What do you think about the current situation in Israel?

Yesterday, I met four people from Iran, and we had an amazing conversation. To think that my government is against their government and vice-versa… Who is going to pay the price in the end? It's going to be me and my daughters. But when we meet face to face in Brussels, we have no problem and we can speak about everything and I'm sure we could even found a solution.

From each side, film directors have no understanding or compassion for the troubles of the other side. I really liked the film that won the festival [Palestinian director Mehdi Fleifel's A World Not Ours]. It shows the real issue of this very small piece of land. The problem is that there are two groups of people who are refugees - Jews are refugees and Palestinian are refugees - and they both want to live in the same place.

In the end, I think that the answer is in communication between simple people. This is what can build the trust needed in order to find a solution. It can start from politicians, filmmakers, people that meet at festivals [and] put their vision together. Once you've changed your own perception then you start changing the world around you.

Is your next project going to be about Israeli politics or religion?

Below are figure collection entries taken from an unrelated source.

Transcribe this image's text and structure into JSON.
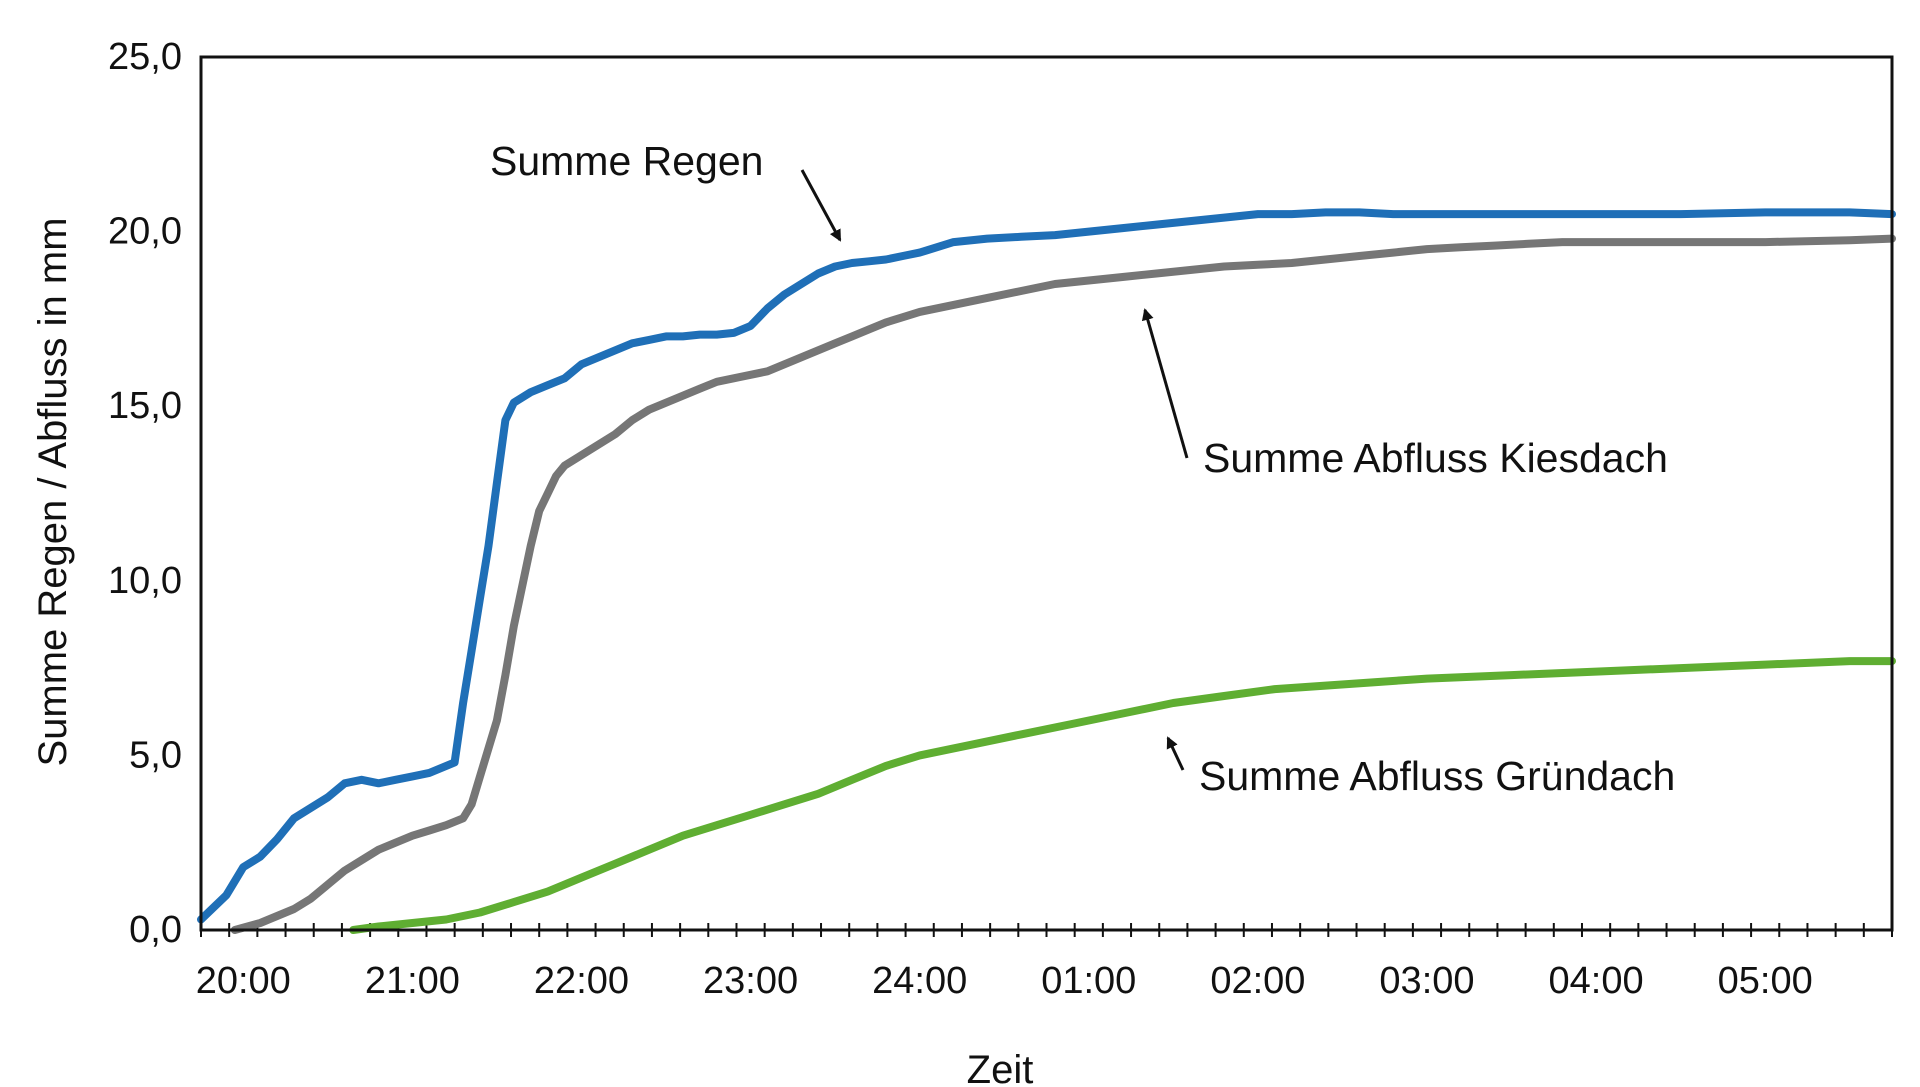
{
  "chart_data": {
    "type": "line",
    "title": "",
    "xlabel": "Zeit",
    "ylabel": "Summe Regen / Abfluss in mm",
    "ylim": [
      0,
      25
    ],
    "xlim": [
      -0.25,
      9.75
    ],
    "y_ticks": [
      "0,0",
      "5,0",
      "10,0",
      "15,0",
      "20,0",
      "25,0"
    ],
    "y_tick_values": [
      0,
      5,
      10,
      15,
      20,
      25
    ],
    "x_ticks": [
      "20:00",
      "21:00",
      "22:00",
      "23:00",
      "24:00",
      "01:00",
      "02:00",
      "03:00",
      "04:00",
      "05:00"
    ],
    "x_tick_values": [
      0,
      1,
      2,
      3,
      4,
      5,
      6,
      7,
      8,
      9
    ],
    "grid": false,
    "colors": {
      "regen": "#1f6fb7",
      "kiesdach": "#767676",
      "gruendach": "#5fae32"
    },
    "series": [
      {
        "name": "Summe Regen",
        "color": "#1f6fb7",
        "x": [
          -0.25,
          -0.1,
          0.0,
          0.1,
          0.2,
          0.3,
          0.4,
          0.5,
          0.6,
          0.7,
          0.8,
          0.9,
          1.0,
          1.1,
          1.2,
          1.25,
          1.3,
          1.35,
          1.4,
          1.45,
          1.5,
          1.55,
          1.6,
          1.7,
          1.8,
          1.9,
          2.0,
          2.1,
          2.2,
          2.3,
          2.4,
          2.5,
          2.6,
          2.7,
          2.8,
          2.9,
          3.0,
          3.1,
          3.2,
          3.3,
          3.4,
          3.5,
          3.6,
          3.7,
          3.8,
          3.9,
          4.0,
          4.2,
          4.4,
          4.6,
          4.8,
          5.0,
          5.2,
          5.4,
          5.6,
          5.8,
          6.0,
          6.2,
          6.4,
          6.6,
          6.8,
          7.0,
          7.5,
          8.0,
          8.5,
          9.0,
          9.5,
          9.75
        ],
        "values": [
          0.3,
          1.0,
          1.8,
          2.1,
          2.6,
          3.2,
          3.5,
          3.8,
          4.2,
          4.3,
          4.2,
          4.3,
          4.4,
          4.5,
          4.7,
          4.8,
          6.5,
          8.0,
          9.5,
          11.0,
          12.8,
          14.6,
          15.1,
          15.4,
          15.6,
          15.8,
          16.2,
          16.4,
          16.6,
          16.8,
          16.9,
          17.0,
          17.0,
          17.05,
          17.05,
          17.1,
          17.3,
          17.8,
          18.2,
          18.5,
          18.8,
          19.0,
          19.1,
          19.15,
          19.2,
          19.3,
          19.4,
          19.7,
          19.8,
          19.85,
          19.9,
          20.0,
          20.1,
          20.2,
          20.3,
          20.4,
          20.5,
          20.5,
          20.55,
          20.55,
          20.5,
          20.5,
          20.5,
          20.5,
          20.5,
          20.55,
          20.55,
          20.5
        ]
      },
      {
        "name": "Summe Abfluss Kiesdach",
        "color": "#767676",
        "x": [
          -0.05,
          0.1,
          0.2,
          0.3,
          0.4,
          0.5,
          0.6,
          0.7,
          0.8,
          0.9,
          1.0,
          1.1,
          1.2,
          1.3,
          1.35,
          1.4,
          1.5,
          1.55,
          1.6,
          1.7,
          1.75,
          1.8,
          1.85,
          1.9,
          2.0,
          2.1,
          2.2,
          2.3,
          2.4,
          2.5,
          2.6,
          2.7,
          2.8,
          2.9,
          3.0,
          3.1,
          3.2,
          3.3,
          3.4,
          3.5,
          3.6,
          3.7,
          3.8,
          3.9,
          4.0,
          4.2,
          4.4,
          4.6,
          4.8,
          5.0,
          5.2,
          5.4,
          5.6,
          5.8,
          6.0,
          6.2,
          6.4,
          6.6,
          6.8,
          7.0,
          7.2,
          7.4,
          7.6,
          7.8,
          8.0,
          8.5,
          9.0,
          9.5,
          9.75
        ],
        "values": [
          0.0,
          0.2,
          0.4,
          0.6,
          0.9,
          1.3,
          1.7,
          2.0,
          2.3,
          2.5,
          2.7,
          2.85,
          3.0,
          3.2,
          3.6,
          4.4,
          6.0,
          7.3,
          8.7,
          11.0,
          12.0,
          12.5,
          13.0,
          13.3,
          13.6,
          13.9,
          14.2,
          14.6,
          14.9,
          15.1,
          15.3,
          15.5,
          15.7,
          15.8,
          15.9,
          16.0,
          16.2,
          16.4,
          16.6,
          16.8,
          17.0,
          17.2,
          17.4,
          17.55,
          17.7,
          17.9,
          18.1,
          18.3,
          18.5,
          18.6,
          18.7,
          18.8,
          18.9,
          19.0,
          19.05,
          19.1,
          19.2,
          19.3,
          19.4,
          19.5,
          19.55,
          19.6,
          19.65,
          19.7,
          19.7,
          19.7,
          19.7,
          19.75,
          19.8
        ]
      },
      {
        "name": "Summe Abfluss Gründach",
        "color": "#5fae32",
        "x": [
          0.65,
          0.8,
          1.0,
          1.2,
          1.4,
          1.6,
          1.8,
          2.0,
          2.2,
          2.4,
          2.6,
          2.8,
          3.0,
          3.2,
          3.4,
          3.6,
          3.8,
          4.0,
          4.3,
          4.6,
          4.9,
          5.2,
          5.5,
          5.8,
          6.1,
          6.4,
          6.7,
          7.0,
          7.5,
          8.0,
          8.5,
          9.0,
          9.5,
          9.75
        ],
        "values": [
          0.0,
          0.1,
          0.2,
          0.3,
          0.5,
          0.8,
          1.1,
          1.5,
          1.9,
          2.3,
          2.7,
          3.0,
          3.3,
          3.6,
          3.9,
          4.3,
          4.7,
          5.0,
          5.3,
          5.6,
          5.9,
          6.2,
          6.5,
          6.7,
          6.9,
          7.0,
          7.1,
          7.2,
          7.3,
          7.4,
          7.5,
          7.6,
          7.7,
          7.7
        ]
      }
    ],
    "annotations": [
      {
        "text": "Summe Regen",
        "arrow_to": {
          "x": 3.65,
          "y": 19.4
        }
      },
      {
        "text": "Summe Abfluss Kiesdach",
        "arrow_to": {
          "x": 5.4,
          "y": 18.0
        }
      },
      {
        "text": "Summe Abfluss Gründach",
        "arrow_to": {
          "x": 5.6,
          "y": 5.5
        }
      }
    ]
  }
}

I'm actually working on a project in Mexico on La Malinche - and other projects too but this one is at a more advanced stage. La Malinche was an Indian slave who was offered to Hernán Cortés when he arrived in Mexico. She became his interpreter, lover and the mother of the first Mexicans. She advised him without knowing that it would change the world. There is a researcher who is trying to put together the story of her life.

He just found out that somewhere in the middle of Mexico there is a woman - a shaman who lives in a small village near a volcano - and she is believed to be the reincarnation of La Malinche. We followed that researcher and made a 1,500 km trip to that village to shoot the film.

We already have [received] good feedback from the filmmakers and distributors. For me as a filmmaker it is really hard to deal with the problems that we have inside of Israel, so I'm making films about the troubles of other people!

Maybe one day I'll be able to deal with the problems in my country, but at the moment there is something very hopeless in the situation in Israel. But I believe that we can change people's mind with a small story like Dolphin Boy where Jews and Arabs work together to save somebody.

And the film goes on, there are 20 to 50 different broadcasters worldwide, there are probably two million people who have already watched it. And it's going to be released in the US and in Australia... These people see other stories and they change their perception.

My Greenhouse teacher, Nenad Puhavski, told me something that I really liked: "Every filmmaker needs to defend a cause, something that will make them feel that they are making films to make the world a better place."